Three inmates absconded yesterday; it’s an hour to Boston on foot, about an hour and a half to Skegness. The first, Slater (GBH) had a six-year sentence and had only been at NSC for four days. Even more inexplicable is the fact that he was due for parole in September, and having been transferred to a D-cat, could expect to have been released. Slater was rearrested four hours after departing and taken off to HMP Lincoln, a B-cat, where he will spend the rest of his sentence – two more years plus twenty-eight days for absconding. Madness.
I am informed by an officer that the second inmate, Benson (ABH), was anticipating a positive MDT back from the Home Office, and as it was his second offence in three months, the governor would have been left with little choice but to ship him out to a B-cat. So he shipped himself out. He was picked up in Boston early this morning, and is now on his way to Nottingham (A-cat) with twenty-eight days added to his sentence.
The third inmate, Blagdon (pub stabbing), is a more interesting case. He was due out in July, having already served nine years. He walked into a police station this morning, and gave himself up after being on the run for only seven hours. He is also now safely locked up in an A-cat. However, in Blagdon’s case, he never intended to make good his escape. His cell-mate tells me that he didn’t think he could handle the outside world after nine years in jail – eight of them in closed conditions (banged up for twenty-two hours a day) – so now he’ll return to those conditions for at least a further five years, at the end of which he will have to come up with another way of making sure he isn’t set free, because he’ll never return to a D-cat.
10.00 am
Every day this week, an inmate called Jenkins has been popping into hospital to ask me how many new inductees we were expecting that day, and added ‘Are any of them from HMP Lincoln?’ I assumed Jenkins was hoping that one of his mates was being transferred to NSC. On the contrary, he is fearful of the imminent arrival of an old enemy.
Yesterday morning the hospital manifest showed that six prisoners were due in from Lincoln, and when Jenkins studied the list of names, he visibly paled before quickly leaving the hospital. That was the last I saw of him, because he missed the 11.45 am roll-call. Three hours later he gave himself up at a local police station. He was arrested and shipped off to Lincoln.

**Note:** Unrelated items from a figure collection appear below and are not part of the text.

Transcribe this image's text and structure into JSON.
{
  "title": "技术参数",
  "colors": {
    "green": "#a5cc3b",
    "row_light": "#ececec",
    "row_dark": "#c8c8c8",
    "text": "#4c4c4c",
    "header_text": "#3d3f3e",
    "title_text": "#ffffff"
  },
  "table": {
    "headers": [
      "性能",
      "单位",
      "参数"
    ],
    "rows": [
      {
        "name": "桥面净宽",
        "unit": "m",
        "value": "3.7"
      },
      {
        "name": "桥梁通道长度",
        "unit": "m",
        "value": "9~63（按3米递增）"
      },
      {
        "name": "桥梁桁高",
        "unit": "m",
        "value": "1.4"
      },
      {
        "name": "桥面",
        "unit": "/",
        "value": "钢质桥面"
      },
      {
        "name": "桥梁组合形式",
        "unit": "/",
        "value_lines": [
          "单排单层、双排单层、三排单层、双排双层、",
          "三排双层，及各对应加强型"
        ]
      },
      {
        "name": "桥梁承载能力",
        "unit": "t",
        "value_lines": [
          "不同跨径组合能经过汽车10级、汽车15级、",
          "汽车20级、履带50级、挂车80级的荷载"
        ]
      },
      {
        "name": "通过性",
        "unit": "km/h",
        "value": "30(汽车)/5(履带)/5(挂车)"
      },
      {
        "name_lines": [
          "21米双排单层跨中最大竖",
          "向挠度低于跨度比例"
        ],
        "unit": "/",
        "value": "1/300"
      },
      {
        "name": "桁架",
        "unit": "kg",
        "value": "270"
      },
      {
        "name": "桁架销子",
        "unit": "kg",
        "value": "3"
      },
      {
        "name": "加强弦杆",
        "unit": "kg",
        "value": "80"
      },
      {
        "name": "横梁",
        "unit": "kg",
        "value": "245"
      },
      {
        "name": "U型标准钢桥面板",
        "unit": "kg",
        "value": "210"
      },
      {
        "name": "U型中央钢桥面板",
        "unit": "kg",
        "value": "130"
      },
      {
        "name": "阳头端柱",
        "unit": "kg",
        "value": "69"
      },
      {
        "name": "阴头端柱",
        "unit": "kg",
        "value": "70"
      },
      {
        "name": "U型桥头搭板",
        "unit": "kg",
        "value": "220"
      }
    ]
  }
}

I sat next to Jenkins’s room-mate at lunch, who was only too happy to tell me that Jenkins had been sleeping with the wife of another prisoner called Owen whenever he was out on a fortnightly town leave. He went on to tell me that Owen (manslaughter) had recently found out that his wife was being unfaithful, and she had even told him the name of her lover. Owen, who had just been given D-cat status after eight years in jail, immediately applied to be sent to NSC and is due to arrive this afternoon. Now I understand why Jenkins absconded.
2.00 pm
A group of five prisoners arrive from Lincoln, but Owen is not among them. When they walk through the door, I report to sister that we seem to have lost one.
‘Oh yes, Owen,’ she says, looking down at her list. ‘He committed some minor offence this morning and had his D-cat status taken away. So he’ll be remaining at Lincoln for the foreseeable future.’